Pourquoi était-il libre en mai 2023 lorsqu'il a pénétré dans le vestiaire de l'hôpital avec une lame de vingt centimètres ? "Visiblement, le contrôle à la fois de la justice et des services de psychiatrie qui le suivaient n'a pas été celui qu'on aurait pu attendre d'un homme qui avait agressé des personnes", affirme Didier Seban, l'avocat de la famille, joint par notre rédaction ce 20 octobre.

Une contre-expertise attendue

"Pour mes clients, il y a un sentiment de double peine. La psychiatrie a jugé un jour qu'il était apte à reprendre une vie normale sous réserve d'un traitement. On n'a pas vérifié qu'il prenait ce traitement et il a frappé à nouveau et cette fois mortellement", ajoute l'avocat. Il s'étonne des conclusions des experts, arguant que Franck Freyburger "a pu répondre aux questions des magistrats et des enquêteurs" juste après les faits et "n'a pas paru complètement délirant".

Maître Seban précise que les expertises menées dans la première affaire ne sont pas jointes au dossier sur l'assassinat de la mère de famille de 37 ans. "On se demande sur la base de quoi ces nouveaux experts - qui n'ont pas eu connaissance de l'analyse de leurs prédécesseurs - peuvent conclure aussi fermement à cela.
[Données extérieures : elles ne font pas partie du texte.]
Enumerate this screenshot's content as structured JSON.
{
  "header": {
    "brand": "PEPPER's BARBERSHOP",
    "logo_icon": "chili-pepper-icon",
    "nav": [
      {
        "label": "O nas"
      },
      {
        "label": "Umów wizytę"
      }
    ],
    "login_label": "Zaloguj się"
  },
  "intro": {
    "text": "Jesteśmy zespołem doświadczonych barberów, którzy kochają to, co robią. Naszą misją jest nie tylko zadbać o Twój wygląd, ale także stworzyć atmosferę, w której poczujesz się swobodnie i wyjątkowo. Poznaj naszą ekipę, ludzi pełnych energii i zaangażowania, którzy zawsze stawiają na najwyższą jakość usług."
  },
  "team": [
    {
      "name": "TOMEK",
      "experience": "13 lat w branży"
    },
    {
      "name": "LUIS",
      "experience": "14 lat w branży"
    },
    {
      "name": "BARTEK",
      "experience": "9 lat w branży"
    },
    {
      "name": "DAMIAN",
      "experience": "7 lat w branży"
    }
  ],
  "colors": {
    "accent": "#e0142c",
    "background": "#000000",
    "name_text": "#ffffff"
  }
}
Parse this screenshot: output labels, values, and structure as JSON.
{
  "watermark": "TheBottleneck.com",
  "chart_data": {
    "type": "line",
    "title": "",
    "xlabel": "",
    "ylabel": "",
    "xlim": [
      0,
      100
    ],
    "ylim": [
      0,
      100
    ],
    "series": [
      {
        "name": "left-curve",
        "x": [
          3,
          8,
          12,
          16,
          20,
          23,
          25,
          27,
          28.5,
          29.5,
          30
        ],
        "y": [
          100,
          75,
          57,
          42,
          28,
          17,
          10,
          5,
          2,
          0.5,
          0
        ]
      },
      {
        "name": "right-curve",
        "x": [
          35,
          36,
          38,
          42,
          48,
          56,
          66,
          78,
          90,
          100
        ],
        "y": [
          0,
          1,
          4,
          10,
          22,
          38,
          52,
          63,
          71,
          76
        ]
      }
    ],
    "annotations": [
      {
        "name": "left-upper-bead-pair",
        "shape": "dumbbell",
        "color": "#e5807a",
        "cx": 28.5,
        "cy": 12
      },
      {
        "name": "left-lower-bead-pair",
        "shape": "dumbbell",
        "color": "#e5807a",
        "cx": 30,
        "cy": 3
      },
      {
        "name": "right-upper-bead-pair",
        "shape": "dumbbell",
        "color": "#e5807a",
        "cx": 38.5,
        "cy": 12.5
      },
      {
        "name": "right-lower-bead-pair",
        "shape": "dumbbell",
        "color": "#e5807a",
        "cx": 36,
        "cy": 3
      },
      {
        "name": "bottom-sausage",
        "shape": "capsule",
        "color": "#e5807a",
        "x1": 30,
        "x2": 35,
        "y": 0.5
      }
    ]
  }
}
J'ai l'impression que la justice saucissonne, qu'elle ne met pas en parallèle les deux affaires, qu'elle ne rassemble pas les éléments médicaux."

Une contre-expertise a été demandée. La question de la responsabilité pénale du suspect n'est donc pas encore tranchée. Didier Seban indique d'ailleurs : "Il appartient au juge d'analyser les rapports d'expertise. Ce sont pas les experts qui décident, ce sont les magistrats."

Diagnostiqué schizophrène paranoïaque depuis ses vingt ans, le suspect est, depuis l'attaque au CHU de Reims, en détention provisoire dans une unité médico-carcérale de Villejuif (Val-de-Marne).